Une vue sur le cratère Gale signée Curiosity. Crédits : NASA

Depuis 2012, le rover Curiosity arpente le cratère Gale, susceptible d’avoir abrité un grand lac il y a plusieurs milliards d’années. Dans ce milieu anciennement aqueux, l’objectif principal de sa mission était de sonder le potentiel d’habitabilité de la planète Mars. Toutefois, nous pourrions avoir eu tort.

9 ans sur Mars pour Curiosity

Il y a quelques jours, Curiosity fêtait ses neuf ans sur la planète rouge. Le rover évolue à l’intérieur du cratère Gale, de nombreux scientifiques suggérant que la structure abritait un ancien lac il y a plus de trois milliards d’années. Au cours de sa longue mission, Curiosity a effectué de nombreux relevés et pris énormément de photos. Jusqu’à présent, toutes ces données analysées laissaient à penser que les chercheurs avaient vu juste, en témoignent les nombreux sédiments en couches de la formation Murray et du mont Sharp, au centre du cratère, visiblement formés à partir de l’eau de fonte, déposant du sable et du limon au fond.

Une étude récente publiée par une équipe du Département des sciences de la Terre de l’université de Hong Kong renverse aujourd’hui cette idée.
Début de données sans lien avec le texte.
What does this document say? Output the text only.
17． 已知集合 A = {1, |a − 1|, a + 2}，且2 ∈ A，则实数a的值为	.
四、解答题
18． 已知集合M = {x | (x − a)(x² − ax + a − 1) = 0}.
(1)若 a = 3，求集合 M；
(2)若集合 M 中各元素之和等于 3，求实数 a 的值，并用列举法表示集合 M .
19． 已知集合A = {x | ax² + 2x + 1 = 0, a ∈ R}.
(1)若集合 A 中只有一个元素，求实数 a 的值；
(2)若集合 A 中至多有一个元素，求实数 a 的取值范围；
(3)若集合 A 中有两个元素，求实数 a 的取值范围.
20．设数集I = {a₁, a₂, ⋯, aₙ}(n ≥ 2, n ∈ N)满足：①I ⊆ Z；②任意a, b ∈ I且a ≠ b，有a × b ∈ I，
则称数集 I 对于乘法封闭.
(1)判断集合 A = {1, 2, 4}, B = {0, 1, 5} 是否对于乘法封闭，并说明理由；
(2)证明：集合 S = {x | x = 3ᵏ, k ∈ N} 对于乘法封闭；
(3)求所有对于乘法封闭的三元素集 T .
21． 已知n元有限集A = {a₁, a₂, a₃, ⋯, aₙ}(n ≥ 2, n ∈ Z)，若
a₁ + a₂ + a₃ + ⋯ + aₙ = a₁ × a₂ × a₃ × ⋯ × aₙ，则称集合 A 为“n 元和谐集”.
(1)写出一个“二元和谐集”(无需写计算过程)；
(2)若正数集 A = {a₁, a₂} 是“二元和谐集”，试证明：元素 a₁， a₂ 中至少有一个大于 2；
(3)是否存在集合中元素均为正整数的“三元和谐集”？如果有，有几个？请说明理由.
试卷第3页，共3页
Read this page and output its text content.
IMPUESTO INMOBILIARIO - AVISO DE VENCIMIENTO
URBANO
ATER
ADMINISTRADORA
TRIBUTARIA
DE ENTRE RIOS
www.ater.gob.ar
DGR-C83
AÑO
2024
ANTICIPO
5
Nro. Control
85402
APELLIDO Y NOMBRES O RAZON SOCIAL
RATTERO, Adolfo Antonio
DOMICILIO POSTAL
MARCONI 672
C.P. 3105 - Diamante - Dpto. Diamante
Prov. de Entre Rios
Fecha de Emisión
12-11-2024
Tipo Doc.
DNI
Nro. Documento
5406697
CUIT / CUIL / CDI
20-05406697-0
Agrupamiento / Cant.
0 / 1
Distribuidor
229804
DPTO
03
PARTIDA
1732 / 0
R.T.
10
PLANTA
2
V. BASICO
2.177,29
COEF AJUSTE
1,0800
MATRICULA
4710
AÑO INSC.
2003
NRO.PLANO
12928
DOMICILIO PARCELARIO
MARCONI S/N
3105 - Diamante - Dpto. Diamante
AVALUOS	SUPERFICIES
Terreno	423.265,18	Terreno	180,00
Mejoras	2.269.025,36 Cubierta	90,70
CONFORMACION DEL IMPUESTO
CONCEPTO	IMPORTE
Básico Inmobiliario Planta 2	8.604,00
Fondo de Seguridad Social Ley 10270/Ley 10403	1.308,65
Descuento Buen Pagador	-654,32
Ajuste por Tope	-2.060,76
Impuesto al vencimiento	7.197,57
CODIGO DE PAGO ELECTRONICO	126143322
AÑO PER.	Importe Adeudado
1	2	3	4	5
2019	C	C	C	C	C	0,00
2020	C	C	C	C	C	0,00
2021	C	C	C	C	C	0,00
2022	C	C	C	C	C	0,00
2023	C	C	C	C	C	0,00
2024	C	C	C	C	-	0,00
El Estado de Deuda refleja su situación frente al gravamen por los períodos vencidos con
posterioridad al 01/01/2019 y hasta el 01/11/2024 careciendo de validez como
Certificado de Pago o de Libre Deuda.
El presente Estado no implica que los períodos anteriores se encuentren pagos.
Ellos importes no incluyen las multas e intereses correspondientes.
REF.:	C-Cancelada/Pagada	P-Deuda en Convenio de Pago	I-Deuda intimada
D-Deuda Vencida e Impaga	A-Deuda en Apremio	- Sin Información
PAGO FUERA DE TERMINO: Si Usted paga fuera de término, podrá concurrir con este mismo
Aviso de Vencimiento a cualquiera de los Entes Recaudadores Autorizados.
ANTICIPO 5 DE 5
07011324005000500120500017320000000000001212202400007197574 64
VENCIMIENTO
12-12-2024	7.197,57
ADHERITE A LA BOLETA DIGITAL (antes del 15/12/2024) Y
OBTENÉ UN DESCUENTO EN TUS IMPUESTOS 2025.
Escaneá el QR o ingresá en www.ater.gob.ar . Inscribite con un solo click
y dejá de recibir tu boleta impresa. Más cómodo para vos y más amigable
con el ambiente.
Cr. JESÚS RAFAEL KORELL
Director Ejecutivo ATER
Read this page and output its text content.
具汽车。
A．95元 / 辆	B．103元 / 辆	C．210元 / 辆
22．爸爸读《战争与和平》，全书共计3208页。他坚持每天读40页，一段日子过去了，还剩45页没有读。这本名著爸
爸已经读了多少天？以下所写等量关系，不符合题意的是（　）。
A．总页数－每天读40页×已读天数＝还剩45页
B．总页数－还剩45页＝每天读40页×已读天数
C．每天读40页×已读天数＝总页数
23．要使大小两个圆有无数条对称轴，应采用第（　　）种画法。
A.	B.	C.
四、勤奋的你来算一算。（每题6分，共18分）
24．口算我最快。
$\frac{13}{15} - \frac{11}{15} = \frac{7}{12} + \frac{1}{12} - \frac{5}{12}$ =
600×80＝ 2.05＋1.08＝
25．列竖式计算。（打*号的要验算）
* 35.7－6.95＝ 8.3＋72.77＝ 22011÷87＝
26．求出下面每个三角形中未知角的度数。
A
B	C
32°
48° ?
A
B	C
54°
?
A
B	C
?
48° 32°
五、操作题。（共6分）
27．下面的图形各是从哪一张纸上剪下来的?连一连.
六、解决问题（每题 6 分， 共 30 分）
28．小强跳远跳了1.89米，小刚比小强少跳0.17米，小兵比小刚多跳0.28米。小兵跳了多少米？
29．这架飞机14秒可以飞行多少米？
Leurs travaux, publiés dans Science Advances, proposent en effet que les sédiments mesurés par le rover pendant la majeure partie de la mission ne se soient pas réellement formés dans un lac, mais à partir de sable et de limon transportés par le vent. D’après leurs analyses, de l’eau serait toujours impliquée, mais en moindre quantité, probablement sous forme de pluies acides. Toute cette eau se serait alors accumulée dans des lacs, mais ces derniers auraient probablement été beaucoup plus petits et moins profonds que ce qui avait été théorisé.

Un environnement humide sous une atmosphère réductrice

Le point clé est que certains éléments sont dits mobiles (ils peuvent être facilement dissous dans l’eau) quand d’autres sont dits immobiles (indissolubles). Qu’un élément soit mobile ou immobile dépend non seulement du type d’élément, mais également des propriétés du fluide avec lequel il interagit (acide, salin, oxydant, etc.).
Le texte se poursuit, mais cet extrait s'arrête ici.